Y mientras los días pasan,
mientras libro batallas silenciosas
contra mis inseguridades y miedos, y cada día que no tiro la toalla, día que me
siento vencedora de dragones, mientras la soledad se empapa de esa falta de
conversaciones con los que descubres son imprescindibles, recordándome que yo sola
debo encontrar las respuestas, me repito como un tantra aquella frase que en su
día inclinó la balanza hacia vivir la
aventura a su lado, y que escuché de labios de quien me quiere bien-
-SI arriésgate. Esa es siempre la respuesta..

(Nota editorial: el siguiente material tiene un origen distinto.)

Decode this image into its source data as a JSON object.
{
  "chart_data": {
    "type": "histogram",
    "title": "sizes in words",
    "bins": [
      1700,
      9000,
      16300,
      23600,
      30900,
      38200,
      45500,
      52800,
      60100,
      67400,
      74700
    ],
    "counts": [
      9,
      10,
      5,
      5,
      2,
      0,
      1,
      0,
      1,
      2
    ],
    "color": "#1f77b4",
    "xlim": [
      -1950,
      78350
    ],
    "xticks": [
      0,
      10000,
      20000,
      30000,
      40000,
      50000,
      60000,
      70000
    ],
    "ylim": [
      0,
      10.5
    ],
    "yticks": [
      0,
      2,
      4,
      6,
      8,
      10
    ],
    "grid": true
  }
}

Así pues, si hoy tuviera que
levantar una copa de vino para hacer un brindis, o pensar un deseo para soplar una vela de cumpleaños,
mis palabras serían las de la adulta que soy, y mandaría al rincón del pensar a
esa otra Beatriz que se resiste un poco más a abandonar el país de Nunca Jamás,
y os diría con una sonrisa triunfal en los labios:
¡Que mis ilusiones sean siempre más, y más grandes que mis miedos!Y que esas ilusiones sigan
estando mañana también, junto a él, en él, sin miedos,a su lado.